Naruto: Uzumaki Chronicles 2’s paper-thin story tying the action together tells of the (previously thought to be extinct) Shirogane ‘Cursed Puppet’ clan which has come back out of the shadows and is seeking out the spirit orbs. Along the way the Shirogane manage to set fire to Leaf village in their efforts to locate one of the orbs; as a result the Leaf Ninjas set out to stop them. The first mission merely involves putting out the fire and setting up a base of operations in the newly watered down Leaf Village. After this first mission, Naruto: Uzumaki Chronicles 2 sinks back into the repetition of fighting bandits and possessed puppets.
Fortunately, while the game has retained many of the original’s flaws, the good aspects have been enhanced and some of the bad have been cut completely. The only big cuts are that they have removed the escort missions completely and cut down on the amount of random battles on the map. That said, if you had the misfortune of buying the original you’ll be in familiar territory on the world map as it still comes down to selecting the mission location, fighting a few random battles on the way, a few more battles in town and repeat – for every mission.
Also returning are the intuitive controls from the original, so special attacks and combos are as easy as ever, characters can be rotated at the push of a button and you get the better characters - such as Sakura and Kakashi - earlier on. Small control issues such as the jump button doubling as a dash button with two taps will more often than not find you jumping when you meant to dash which could pose a problem in heated boss battles.

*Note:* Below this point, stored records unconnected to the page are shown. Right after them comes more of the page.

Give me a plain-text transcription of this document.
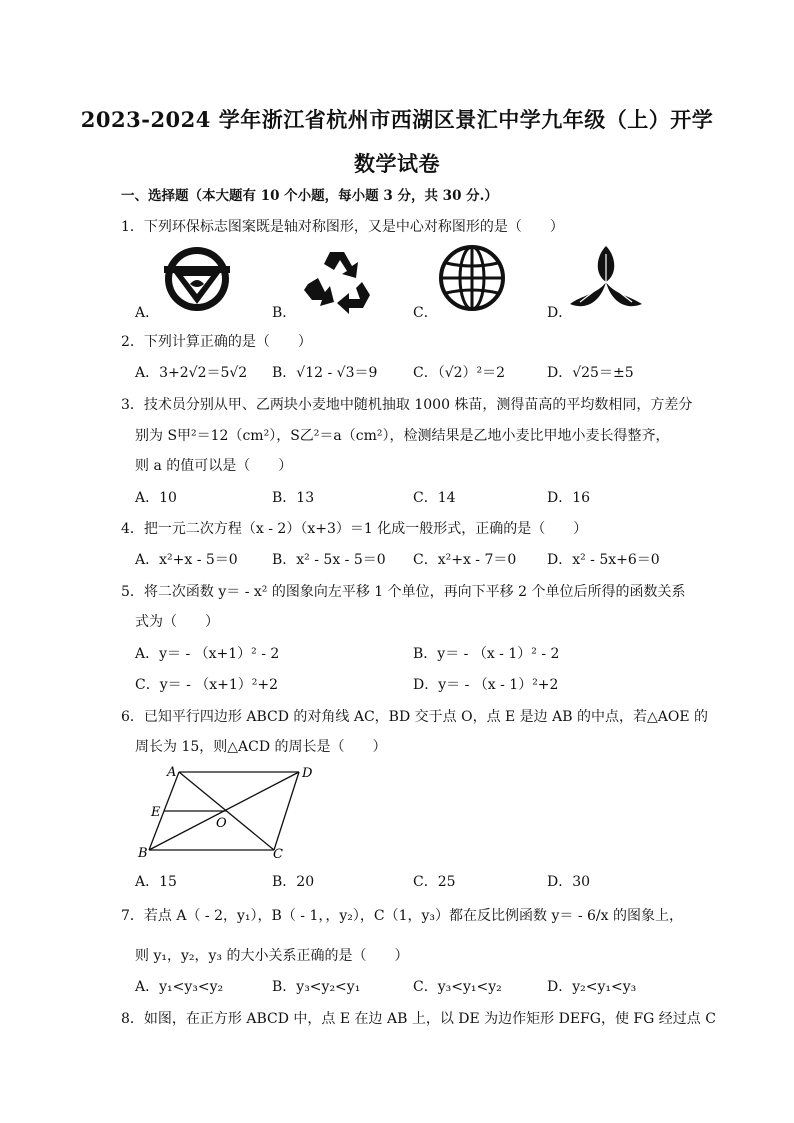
2023-2024 学年浙江省杭州市西湖区景汇中学九年级（上）开学
数学试卷
一、选择题（本大题有 10 个小题，每小题 3 分，共 30 分.）
1．下列环保标志图案既是轴对称图形，又是中心对称图形的是（　　）
A．	B．	C．	D．
2．下列计算正确的是（　　）
A．3+2√2＝5√2 B．√12 - √3＝9	C．（√2）²＝2	D．√25＝±5
3．技术员分别从甲、乙两块小麦地中随机抽取 1000 株苗，测得苗高的平均数相同，方差分
别为 S甲²＝12（cm²），S乙²＝a（cm²），检测结果是乙地小麦比甲地小麦长得整齐，
则 a 的值可以是（　　）
A．10	B．13	C．14	D．16
4．把一元二次方程（x - 2）（x+3）＝1 化成一般形式，正确的是（　　）
A．x²+x - 5＝0 B．x² - 5x - 5＝0 C．x²+x - 7＝0 D．x² - 5x+6＝0
5．将二次函数 y＝ - x² 的图象向左平移 1 个单位，再向下平移 2 个单位后所得的函数关系
式为（　　）
A．y＝ - （x+1）² - 2	B．y＝ - （x - 1）² - 2
C．y＝ - （x+1）²+2	D．y＝ - （x - 1）²+2
6．已知平行四边形 ABCD 的对角线 AC，BD 交于点 O，点 E 是边 AB 的中点，若△AOE 的
周长为 15，则△ACD 的周长是（　　）
A	D
E
O
B	C
A．15	B．20	C．25	D．30
7．若点 A（ - 2，y₁），B（ - 1，，y₂），C（1，y₃）都在反比例函数 y＝ - 6/x 的图象上，
则 y₁，y₂，y₃ 的大小关系正确的是（　　）
A．y₁<y₃<y₂	B．y₃<y₂<y₁	C．y₃<y₁<y₂	D．y₂<y₁<y₃
8．如图，在正方形 ABCD 中，点 E 在边 AB 上，以 DE 为边作矩形 DEFG，使 FG 经过点 C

Once again, each character has their unique special moves, such as Naruto's Rasengan and Shadow Clone Jutsu - the latter is also useful in locating secret rooms. Each one can be pulled off with R1 and R2 when locked onto an opponent. In boss fights they’re useful as you can switch between characters to make use of each of their special moves and each one uses their own SP, making it easier to pull off everyone’s moves and win the battle.
The briefing screen has been enhanced, too. Whereas in the original players were simply greeted with a menu, this time around we get a meeting room with the well-endowed “Grandma” Tsunade handing out the missions and Sakura to rip on Naruto at every opportunity. Unfortunately, the lip-synching is off most of the time and the character models’ expressions rarely match the character images or subtitles. The Japanese voice track is also available at the starting screen should players choose the original voices.
In the end Naruto: Uzumaki Chronicles 2 simply repeats a lot of the mistakes of its predecessor and proves that it wasn’t just the escort missions holding Uzumaki Chronicles back: it was an overall flawed design. That said, if you liked Naruto: Uzumaki Chronicles, you will probably like this.